Friends called Joan Kerwin a dynamo.

Joan Kerwin was eager to fly airplanes when she graduated in 1950 from Joliet Township High School southwest of Chicago. The closest she could come in the early 50s was a job as a flight attendant – they called them stewardesses back then – with United Airlines. Kerwin left her job sooner than planned however when she wed her husband, Walter. Back then, airlines refused to employ married female cabin crew.

She didn’t take her first flying lesson until the late 1960s, but earned her private pilot certificate in 1969. Early in her career, Joan Kerwin became active in the Ninety-Nines, the International Organization of Women Pilots (99s), founded by Amelia Earhart in 1929. Kerwin served on the 99s’ Board of Directors for many years. Kerwin died in June at age 87 in Wheaton, Illinois, after a brief respiratory illness.

Kerwin remembered how different things were in the 1960s for ladies interested in flying. “Walter said I could do it [take flying lessons] so long as I came home from flight school in time for the kids to come home from school for lunch,” she told the Wheaton News in August 1992. “So I took my classes in the morning at DuPage County Airport (DPA).” She and her husband purchased a new Cessna 172 in 1975. Kerwin kept that airplane until 2017. Before they ended in 1977, Joan Kerwin also flew in two of the famous transcontinental Powder Puff Derbys.

Joan Kerwin used her experience as a Board member for the 99s to help create the Illinois Hall of Fame. The Hall of Fame’s current president Charles Rodriguez said, “Joan was kind of like the matriarch of the Illinois Hall of Fame. Even though she was in declining health for the past year or so, she still made the meetings and the banquets. She was nothing short of a dynamo.” Kerwin stepped down from the Hall of Fame board just this past spring.

Madeleine Monaco, a current delegate to the Aviation Hall of Fame from Chicago Executive Airport, said, “Joan was not only a mentor; she was a supportive ever-smiling friend.
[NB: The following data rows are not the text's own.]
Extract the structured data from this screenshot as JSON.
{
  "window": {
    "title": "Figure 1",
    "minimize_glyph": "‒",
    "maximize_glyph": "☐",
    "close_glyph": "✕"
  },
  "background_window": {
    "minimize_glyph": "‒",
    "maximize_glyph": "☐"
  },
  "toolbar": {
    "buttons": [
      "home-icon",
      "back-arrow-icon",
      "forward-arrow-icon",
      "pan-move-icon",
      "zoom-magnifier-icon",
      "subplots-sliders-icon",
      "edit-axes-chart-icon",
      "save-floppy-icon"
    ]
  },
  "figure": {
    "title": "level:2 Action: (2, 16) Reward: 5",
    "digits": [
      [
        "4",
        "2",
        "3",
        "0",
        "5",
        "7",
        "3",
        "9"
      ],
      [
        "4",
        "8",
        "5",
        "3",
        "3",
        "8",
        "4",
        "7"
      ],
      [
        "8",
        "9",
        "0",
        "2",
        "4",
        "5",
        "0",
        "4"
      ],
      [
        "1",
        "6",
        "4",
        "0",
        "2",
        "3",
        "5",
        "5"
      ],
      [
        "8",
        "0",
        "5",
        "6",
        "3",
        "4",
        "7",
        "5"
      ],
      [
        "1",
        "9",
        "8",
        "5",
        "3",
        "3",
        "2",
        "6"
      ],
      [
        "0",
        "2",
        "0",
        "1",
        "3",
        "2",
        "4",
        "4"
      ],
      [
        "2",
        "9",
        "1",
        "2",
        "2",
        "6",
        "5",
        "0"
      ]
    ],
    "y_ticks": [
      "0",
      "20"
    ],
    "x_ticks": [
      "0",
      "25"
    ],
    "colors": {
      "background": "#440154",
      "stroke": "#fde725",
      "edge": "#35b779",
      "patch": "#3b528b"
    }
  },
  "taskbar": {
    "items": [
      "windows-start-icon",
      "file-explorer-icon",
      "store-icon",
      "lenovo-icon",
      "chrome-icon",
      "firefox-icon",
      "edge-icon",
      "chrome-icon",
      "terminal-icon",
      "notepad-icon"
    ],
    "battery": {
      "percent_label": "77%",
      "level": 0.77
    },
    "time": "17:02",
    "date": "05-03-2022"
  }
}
She believed firmly in supporting each organization she belonged to. And she was generous with her time and talents. She will be sorely missed for her calm deliberate speech and her steadfast belief in the Hall of Fame’s value to aviation.”

The Illinois Aviation Hall of Fame inducted its first members in 1970 and includes names like Octave Chanute, George Priester, Harold Holmes and, of course, Joan Kerwin, who was herself inducted in 2002.